Department of Gastroenterology, Changhua Christian Hospital, Changhua 500, Taiwan.
World J Gastroenterol. 2013 Jul 28;19(28):4630-2. doi: 10.3748/wjg.v19.i28.4630.
This case report describes an unusual case of upper gastrointestinal (UGI) bleeding caused by a ruptured superior mesenteric artery (SMA) aneurysm in the duodenum in a patient with rheumatoid arthritis. The patient presented with UGI bleeding and hemorrhagic shock. Emergency UGI endoscopy could not identify the source of the bleeding because of excessive blood clots under the second portion of the duodenum. An SMA aneurysm with active contrast extravasation was diagnosed by computed tomography. The aneurysm, together with the fourth portion of the duodenum and the proximal portion of the jejunum, was surgically resected, and the SMA was skeletonized. On postoperative day 15, the patient was discharged from hospital under satisfactory conditions. Rheumatoid arthritis has been known to cause a wide spectrum of manifestations, and an SMA aneurysm is an unusual extra-articular manifestation. An SMA aneurysm rupture presenting as upper gastrointestinal bleeding is a rare complication with a high mortality rate. The clinician must be alert to this potential issue to achieve rapid diagnostic confirmation, and immediate surgical or radiological intervention.

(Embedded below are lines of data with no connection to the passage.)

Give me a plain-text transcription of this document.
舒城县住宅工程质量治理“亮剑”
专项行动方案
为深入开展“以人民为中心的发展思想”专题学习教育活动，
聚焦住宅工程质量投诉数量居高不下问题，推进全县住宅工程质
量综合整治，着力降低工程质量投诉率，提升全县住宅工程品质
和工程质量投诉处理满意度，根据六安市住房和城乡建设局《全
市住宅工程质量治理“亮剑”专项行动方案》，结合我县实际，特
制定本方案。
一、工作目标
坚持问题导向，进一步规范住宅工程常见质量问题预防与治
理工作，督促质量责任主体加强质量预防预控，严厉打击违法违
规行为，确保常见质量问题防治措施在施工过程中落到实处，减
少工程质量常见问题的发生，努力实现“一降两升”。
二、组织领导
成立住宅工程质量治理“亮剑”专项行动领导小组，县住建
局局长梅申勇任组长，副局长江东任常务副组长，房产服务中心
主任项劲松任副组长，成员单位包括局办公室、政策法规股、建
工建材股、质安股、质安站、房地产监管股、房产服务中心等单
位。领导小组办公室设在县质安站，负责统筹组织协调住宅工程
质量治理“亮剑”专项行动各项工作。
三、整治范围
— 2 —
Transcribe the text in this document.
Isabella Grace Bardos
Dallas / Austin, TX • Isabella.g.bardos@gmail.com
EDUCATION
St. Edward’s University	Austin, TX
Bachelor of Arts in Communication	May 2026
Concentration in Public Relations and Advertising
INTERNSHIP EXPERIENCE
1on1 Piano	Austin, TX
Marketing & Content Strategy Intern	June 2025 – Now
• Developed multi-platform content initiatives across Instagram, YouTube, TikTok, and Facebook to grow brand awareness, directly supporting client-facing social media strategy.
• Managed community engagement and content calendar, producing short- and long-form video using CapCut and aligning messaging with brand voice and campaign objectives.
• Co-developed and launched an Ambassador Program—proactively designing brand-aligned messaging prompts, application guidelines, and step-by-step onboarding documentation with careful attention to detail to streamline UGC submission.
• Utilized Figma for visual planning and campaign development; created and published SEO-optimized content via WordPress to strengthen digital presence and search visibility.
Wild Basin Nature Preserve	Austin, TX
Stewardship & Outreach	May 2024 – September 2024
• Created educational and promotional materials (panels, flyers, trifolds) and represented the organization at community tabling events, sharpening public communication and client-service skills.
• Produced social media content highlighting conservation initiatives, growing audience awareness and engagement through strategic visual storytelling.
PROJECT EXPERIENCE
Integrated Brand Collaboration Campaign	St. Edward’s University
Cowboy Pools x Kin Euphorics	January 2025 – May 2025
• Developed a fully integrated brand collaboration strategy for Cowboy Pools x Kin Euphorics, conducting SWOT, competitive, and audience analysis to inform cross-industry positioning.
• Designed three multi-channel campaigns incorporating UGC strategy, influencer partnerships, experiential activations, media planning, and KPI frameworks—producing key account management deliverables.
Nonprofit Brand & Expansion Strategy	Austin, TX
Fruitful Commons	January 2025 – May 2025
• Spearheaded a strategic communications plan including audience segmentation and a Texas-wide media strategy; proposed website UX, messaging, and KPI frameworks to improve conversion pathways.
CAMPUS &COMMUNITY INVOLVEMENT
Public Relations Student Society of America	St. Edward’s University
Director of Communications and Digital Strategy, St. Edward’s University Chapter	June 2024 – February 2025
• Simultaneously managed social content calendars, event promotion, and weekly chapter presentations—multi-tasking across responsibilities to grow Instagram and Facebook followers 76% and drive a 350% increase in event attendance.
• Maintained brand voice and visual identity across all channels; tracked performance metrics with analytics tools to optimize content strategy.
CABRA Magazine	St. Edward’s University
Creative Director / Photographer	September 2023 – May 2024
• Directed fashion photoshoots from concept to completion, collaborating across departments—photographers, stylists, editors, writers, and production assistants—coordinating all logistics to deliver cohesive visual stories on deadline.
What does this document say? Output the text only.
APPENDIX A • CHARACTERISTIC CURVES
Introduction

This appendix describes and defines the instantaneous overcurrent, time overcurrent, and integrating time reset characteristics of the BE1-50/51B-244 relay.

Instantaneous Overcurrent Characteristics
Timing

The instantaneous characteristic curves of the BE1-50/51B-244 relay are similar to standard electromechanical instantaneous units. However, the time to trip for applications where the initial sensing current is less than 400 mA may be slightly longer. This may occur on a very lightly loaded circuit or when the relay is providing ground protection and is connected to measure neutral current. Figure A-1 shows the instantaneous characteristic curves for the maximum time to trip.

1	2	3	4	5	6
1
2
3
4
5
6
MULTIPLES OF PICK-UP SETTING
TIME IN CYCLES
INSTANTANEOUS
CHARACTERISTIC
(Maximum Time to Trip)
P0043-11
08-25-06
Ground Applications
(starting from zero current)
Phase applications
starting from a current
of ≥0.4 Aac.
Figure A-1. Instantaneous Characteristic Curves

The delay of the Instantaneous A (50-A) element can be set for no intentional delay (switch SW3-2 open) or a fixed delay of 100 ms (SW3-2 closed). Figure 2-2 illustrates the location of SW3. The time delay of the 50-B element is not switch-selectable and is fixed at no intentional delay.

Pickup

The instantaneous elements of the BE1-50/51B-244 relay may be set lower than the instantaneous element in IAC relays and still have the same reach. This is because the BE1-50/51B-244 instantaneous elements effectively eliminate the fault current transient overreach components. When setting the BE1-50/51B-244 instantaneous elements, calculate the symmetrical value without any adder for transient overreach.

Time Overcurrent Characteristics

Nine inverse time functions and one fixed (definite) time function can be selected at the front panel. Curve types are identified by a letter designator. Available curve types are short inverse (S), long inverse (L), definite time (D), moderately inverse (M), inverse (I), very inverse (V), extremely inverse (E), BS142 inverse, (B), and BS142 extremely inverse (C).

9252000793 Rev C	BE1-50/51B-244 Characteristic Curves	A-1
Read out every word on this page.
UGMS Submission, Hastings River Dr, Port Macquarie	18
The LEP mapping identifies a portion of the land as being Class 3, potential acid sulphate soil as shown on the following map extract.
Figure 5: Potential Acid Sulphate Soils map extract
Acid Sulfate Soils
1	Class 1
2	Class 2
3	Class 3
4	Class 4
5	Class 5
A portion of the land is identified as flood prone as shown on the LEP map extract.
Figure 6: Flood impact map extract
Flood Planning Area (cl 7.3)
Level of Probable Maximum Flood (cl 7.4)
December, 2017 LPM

本病例报告描述了一例类风湿关节炎患者因十二指肠破裂性肠系膜上动脉(SMA)动脉瘤引起的上消化道(UGI)出血的不寻常病例。患者表现为 UGI 出血和失血性休克。由于十二指肠第二段下有大量血凝块,紧急 UGI 内镜检查无法确定出血源。计算机断层扫描诊断为 SMA 动脉瘤伴活动性对比外渗。通过手术切除了带有第四段十二指肠和空肠近端的动脉瘤,并对 SMA 进行了骨骼化处理。术后第 15 天,患者病情良好出院。类风湿关节炎已知可引起广泛的表现,而 SMA 动脉瘤是一种不常见的关节外表现。以上消化道出血为表现的 SMA 动脉瘤破裂是一种罕见的并发症,死亡率很高。临床医生必须警惕这一潜在问题,以实现快速诊断确认,并立即进行手术或放射介入治疗。